Your second invocation doesn't make any sense, why the "\ " before the xarsg? You try to call a program called " xargs", and bash tells you it can't find it (note the double blank after the colon), which is hardly surprising.

To get rid of the error case where sed hangs when xargs returns zero files (because it's trying to read from stdin when there are no command line arguments), you should add -r to your xargs arguments.

  • It's from the Zend Framework docs, I didn't write it (and wouldn't know how)
    – Ashley
    Nov 12, 2010 at 21:41

What version of sed do you have? POSIX sed doesn't understand double-dash options, neither does minised, but GNU sed does.

For something more portable (and IMO nicer), try sed -i '/require_once/s![[:space:]]*!&// !'.

  • I don't think sed -i is any more portable than sed --in-place, it's a GNU extension anyway. FreeBSD also has it, but the suffix argument is compulsory, to you have to write sed -i .bak or sed -i ''. Nov 11, 2010 at 16:42
  • sed v4.1.2, please see question for update
    – Ashley
    Nov 11, 2010 at 17:35

I prefer perl -pi.bak for these sorts of cases.

FMTYEWTK at http://www.perl.com/pub/2004/10/14/file_editing.html

(FMTYEWTK stands for Far More Than You Ever Wanted To Know)

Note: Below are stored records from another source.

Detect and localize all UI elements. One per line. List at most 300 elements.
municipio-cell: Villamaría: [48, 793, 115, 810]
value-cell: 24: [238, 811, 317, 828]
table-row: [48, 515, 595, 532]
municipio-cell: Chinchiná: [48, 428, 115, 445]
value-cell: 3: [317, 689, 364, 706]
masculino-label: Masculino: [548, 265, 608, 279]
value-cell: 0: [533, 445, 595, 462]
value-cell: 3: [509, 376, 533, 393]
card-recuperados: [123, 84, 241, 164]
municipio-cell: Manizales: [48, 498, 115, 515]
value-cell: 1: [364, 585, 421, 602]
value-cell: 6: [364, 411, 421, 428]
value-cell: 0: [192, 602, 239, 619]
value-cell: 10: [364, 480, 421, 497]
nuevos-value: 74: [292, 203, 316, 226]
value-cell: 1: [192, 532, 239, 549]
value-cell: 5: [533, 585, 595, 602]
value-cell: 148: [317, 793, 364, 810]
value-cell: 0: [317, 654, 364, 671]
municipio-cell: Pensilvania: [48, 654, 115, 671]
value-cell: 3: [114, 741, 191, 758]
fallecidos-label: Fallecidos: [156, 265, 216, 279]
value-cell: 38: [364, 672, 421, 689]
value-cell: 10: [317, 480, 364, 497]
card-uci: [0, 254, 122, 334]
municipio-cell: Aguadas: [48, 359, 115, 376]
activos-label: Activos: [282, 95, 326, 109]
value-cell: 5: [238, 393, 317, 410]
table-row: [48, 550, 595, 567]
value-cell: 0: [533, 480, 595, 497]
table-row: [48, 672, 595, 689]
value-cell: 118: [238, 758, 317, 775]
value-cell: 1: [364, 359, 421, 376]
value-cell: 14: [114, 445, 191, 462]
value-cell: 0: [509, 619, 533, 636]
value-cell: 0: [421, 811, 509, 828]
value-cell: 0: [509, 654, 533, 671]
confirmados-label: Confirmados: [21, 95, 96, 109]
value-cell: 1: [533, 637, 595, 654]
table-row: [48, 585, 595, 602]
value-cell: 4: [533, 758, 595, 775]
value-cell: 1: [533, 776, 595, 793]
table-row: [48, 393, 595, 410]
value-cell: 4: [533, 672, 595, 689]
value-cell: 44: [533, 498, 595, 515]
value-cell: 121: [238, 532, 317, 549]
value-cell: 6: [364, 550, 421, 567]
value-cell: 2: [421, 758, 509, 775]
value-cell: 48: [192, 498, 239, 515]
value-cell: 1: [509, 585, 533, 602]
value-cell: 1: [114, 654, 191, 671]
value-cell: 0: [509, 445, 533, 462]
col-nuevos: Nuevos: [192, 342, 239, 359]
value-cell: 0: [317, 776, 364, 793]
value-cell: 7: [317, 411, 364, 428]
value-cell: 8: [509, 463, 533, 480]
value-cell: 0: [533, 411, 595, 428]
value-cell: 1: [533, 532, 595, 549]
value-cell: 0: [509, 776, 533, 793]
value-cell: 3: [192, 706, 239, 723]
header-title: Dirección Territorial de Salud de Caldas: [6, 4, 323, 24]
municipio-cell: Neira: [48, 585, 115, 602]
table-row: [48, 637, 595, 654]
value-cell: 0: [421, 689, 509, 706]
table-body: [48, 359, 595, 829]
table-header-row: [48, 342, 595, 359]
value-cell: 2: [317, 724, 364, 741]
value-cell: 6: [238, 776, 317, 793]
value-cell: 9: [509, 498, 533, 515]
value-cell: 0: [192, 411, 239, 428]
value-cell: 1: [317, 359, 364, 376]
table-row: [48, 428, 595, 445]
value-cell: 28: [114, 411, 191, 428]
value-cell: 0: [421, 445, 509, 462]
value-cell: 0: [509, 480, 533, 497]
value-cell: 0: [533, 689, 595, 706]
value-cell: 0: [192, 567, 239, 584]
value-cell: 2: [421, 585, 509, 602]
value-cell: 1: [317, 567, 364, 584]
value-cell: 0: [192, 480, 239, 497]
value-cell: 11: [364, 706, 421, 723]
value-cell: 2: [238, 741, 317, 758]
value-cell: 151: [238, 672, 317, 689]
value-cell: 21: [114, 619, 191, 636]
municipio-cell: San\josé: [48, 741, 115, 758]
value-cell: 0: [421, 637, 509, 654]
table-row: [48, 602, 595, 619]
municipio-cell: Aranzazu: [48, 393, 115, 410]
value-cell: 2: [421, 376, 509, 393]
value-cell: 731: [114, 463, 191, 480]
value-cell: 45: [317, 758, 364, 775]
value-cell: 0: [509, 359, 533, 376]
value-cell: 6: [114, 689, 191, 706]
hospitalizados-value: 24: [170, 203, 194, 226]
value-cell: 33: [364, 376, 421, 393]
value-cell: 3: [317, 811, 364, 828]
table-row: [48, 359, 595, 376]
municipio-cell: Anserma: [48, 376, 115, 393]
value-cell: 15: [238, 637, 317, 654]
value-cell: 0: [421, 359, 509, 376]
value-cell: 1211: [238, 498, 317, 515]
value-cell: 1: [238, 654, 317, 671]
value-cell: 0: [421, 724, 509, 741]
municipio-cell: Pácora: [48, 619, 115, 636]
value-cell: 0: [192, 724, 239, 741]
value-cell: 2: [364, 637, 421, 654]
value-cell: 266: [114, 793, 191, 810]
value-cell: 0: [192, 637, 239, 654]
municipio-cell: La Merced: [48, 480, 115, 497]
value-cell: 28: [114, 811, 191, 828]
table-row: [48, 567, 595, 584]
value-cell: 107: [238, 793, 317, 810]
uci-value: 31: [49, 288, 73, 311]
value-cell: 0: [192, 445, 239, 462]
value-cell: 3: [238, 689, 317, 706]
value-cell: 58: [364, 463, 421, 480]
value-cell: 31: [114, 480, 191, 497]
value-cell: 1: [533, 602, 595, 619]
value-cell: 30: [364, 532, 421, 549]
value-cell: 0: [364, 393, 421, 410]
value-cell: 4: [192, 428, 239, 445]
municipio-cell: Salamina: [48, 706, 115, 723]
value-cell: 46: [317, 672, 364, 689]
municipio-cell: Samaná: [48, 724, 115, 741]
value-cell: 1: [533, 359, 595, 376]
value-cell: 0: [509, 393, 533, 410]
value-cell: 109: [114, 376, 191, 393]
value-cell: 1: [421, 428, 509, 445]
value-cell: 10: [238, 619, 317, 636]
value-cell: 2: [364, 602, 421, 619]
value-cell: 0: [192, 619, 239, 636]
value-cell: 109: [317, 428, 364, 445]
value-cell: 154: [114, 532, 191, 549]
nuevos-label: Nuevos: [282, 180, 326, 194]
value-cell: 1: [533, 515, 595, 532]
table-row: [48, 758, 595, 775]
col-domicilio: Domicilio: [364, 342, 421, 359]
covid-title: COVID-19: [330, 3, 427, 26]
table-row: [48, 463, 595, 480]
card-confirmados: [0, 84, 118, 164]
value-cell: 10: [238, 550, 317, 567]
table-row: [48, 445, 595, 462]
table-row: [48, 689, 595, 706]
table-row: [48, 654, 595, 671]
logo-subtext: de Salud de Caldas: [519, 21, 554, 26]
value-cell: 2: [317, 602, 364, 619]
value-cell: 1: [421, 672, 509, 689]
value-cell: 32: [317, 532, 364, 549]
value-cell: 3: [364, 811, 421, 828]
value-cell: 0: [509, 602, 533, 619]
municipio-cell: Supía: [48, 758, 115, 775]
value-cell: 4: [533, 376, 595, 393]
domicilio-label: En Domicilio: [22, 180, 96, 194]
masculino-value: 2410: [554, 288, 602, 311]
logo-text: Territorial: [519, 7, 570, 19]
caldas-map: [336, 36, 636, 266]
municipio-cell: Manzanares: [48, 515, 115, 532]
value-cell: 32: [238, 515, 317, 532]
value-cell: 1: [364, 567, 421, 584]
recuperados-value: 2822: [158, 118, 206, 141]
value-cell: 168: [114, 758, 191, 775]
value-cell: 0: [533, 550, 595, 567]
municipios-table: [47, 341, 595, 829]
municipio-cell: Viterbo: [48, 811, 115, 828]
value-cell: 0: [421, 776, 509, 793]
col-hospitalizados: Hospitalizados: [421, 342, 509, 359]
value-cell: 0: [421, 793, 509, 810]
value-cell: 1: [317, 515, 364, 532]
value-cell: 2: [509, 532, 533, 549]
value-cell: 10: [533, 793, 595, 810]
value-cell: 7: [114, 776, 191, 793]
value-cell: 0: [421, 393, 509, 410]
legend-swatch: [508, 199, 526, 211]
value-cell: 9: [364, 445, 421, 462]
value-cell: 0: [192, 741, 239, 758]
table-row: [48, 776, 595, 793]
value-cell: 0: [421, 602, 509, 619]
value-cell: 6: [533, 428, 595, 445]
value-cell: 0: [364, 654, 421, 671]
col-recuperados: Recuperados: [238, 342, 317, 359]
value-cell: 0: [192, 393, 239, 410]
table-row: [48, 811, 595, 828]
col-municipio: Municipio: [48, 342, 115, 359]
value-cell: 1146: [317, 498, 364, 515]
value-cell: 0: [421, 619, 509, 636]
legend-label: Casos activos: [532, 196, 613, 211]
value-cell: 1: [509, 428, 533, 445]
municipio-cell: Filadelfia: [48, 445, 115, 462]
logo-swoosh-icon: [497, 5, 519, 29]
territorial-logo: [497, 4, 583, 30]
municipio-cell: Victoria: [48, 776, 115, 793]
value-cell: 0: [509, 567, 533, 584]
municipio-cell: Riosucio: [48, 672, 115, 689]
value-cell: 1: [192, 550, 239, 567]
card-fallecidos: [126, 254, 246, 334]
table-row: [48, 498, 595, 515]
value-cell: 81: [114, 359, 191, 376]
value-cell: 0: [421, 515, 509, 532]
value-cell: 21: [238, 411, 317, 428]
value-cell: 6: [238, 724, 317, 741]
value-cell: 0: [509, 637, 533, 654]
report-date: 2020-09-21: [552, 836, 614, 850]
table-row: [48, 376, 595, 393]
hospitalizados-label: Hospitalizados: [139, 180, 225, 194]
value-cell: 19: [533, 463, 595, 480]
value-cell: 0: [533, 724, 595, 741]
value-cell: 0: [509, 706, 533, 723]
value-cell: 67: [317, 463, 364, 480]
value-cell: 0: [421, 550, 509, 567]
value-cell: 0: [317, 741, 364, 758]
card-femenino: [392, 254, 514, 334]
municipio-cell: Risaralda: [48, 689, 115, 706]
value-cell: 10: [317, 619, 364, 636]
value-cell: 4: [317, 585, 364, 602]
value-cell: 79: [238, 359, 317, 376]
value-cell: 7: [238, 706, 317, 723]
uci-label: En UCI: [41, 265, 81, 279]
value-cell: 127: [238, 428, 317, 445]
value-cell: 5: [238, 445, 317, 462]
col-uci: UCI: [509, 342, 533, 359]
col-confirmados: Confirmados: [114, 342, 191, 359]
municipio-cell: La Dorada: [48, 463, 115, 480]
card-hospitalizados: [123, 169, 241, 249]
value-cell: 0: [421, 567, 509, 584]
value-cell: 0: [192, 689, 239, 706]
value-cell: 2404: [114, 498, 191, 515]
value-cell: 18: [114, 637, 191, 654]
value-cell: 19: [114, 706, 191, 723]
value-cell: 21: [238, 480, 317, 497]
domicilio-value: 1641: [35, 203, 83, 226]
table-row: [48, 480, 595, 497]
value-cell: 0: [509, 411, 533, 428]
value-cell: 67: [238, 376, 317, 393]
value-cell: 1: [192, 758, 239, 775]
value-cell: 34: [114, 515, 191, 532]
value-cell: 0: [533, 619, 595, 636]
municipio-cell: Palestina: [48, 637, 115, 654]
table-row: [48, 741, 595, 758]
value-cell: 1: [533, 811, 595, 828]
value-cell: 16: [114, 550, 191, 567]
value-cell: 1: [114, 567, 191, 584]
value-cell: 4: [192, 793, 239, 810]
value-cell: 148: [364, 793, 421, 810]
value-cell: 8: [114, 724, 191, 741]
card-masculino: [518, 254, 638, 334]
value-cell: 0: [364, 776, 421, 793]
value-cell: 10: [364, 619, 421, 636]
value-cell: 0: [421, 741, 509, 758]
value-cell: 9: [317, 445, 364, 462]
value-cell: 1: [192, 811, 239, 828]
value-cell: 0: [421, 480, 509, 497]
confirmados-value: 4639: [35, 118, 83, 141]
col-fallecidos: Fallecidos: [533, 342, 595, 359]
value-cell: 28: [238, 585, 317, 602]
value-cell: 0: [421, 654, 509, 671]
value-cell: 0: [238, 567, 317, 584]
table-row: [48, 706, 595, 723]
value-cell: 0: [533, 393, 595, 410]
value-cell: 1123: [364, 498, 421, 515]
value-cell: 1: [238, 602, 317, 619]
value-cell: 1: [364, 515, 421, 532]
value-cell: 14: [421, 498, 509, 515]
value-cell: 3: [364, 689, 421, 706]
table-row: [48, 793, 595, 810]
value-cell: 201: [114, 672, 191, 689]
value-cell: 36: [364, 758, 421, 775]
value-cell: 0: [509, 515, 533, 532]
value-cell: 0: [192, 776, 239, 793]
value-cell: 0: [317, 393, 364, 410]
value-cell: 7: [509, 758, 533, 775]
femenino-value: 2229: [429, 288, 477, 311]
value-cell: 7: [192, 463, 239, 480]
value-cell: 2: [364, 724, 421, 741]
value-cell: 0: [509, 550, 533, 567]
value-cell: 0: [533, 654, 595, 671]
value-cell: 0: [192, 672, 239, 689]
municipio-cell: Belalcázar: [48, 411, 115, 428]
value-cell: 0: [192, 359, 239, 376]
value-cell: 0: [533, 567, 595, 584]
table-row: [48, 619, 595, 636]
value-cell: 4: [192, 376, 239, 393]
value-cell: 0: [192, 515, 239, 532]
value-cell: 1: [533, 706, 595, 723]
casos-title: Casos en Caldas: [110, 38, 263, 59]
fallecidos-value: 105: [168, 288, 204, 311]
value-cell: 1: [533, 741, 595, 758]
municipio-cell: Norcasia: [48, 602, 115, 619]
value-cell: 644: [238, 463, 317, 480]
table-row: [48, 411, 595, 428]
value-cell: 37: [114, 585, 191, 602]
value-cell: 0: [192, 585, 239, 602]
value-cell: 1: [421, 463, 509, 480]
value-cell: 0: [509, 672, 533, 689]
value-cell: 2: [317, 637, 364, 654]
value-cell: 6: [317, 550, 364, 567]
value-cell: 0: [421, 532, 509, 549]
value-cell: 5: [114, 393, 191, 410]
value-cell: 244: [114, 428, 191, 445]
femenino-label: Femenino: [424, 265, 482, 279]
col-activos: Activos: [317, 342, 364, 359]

Unfortunately, the page that the question links to has gone away, so I can't check the original command. Instead, I will do some guessing.

The first error comes from running GNU sed and doing in-place editing on a input file called -. This file does not exist and you get that error:

Example (using an empty sed script):

$ sed -i -e '' -
sed: can't read -: No such file or directory

Where the - filename comes from, I don't know, but it could have something to do with not getting any filenames from find (see below).

You then seem to have switched to some other machine or find implementation, because now the find command no longer recognize the -wholename test. This error confuses me.

You then change -wholename to -name, but you should have changed it to -path as -wholename is the same as -path in GNU find.

Your find command still won't work, even if you change -wholename to -path since the expression you use should be a regular expression.

As a regular expression, */Application.php matches the exact string */Application.php. A * at the start of a regular expression matches a literal *. You might have meant to use .*/Application.php, but this would have been the same as -name "Application.php".

Taking all of the above into consideration, and removing the xargs call (that error comes from escaping the space in front of the command name, which then becomes part of the actual command name, which can't be found):

find . -type f -name '*.php' \
    ! -path '.*/Loader/Autoloader.php' \
    ! -name 'Application.php' \
    -exec sed -i 's/require_once/\/\/ &/' {} +

This also slims down the call to GNU sed a bit so that it doesn't need to use extended regular expressions.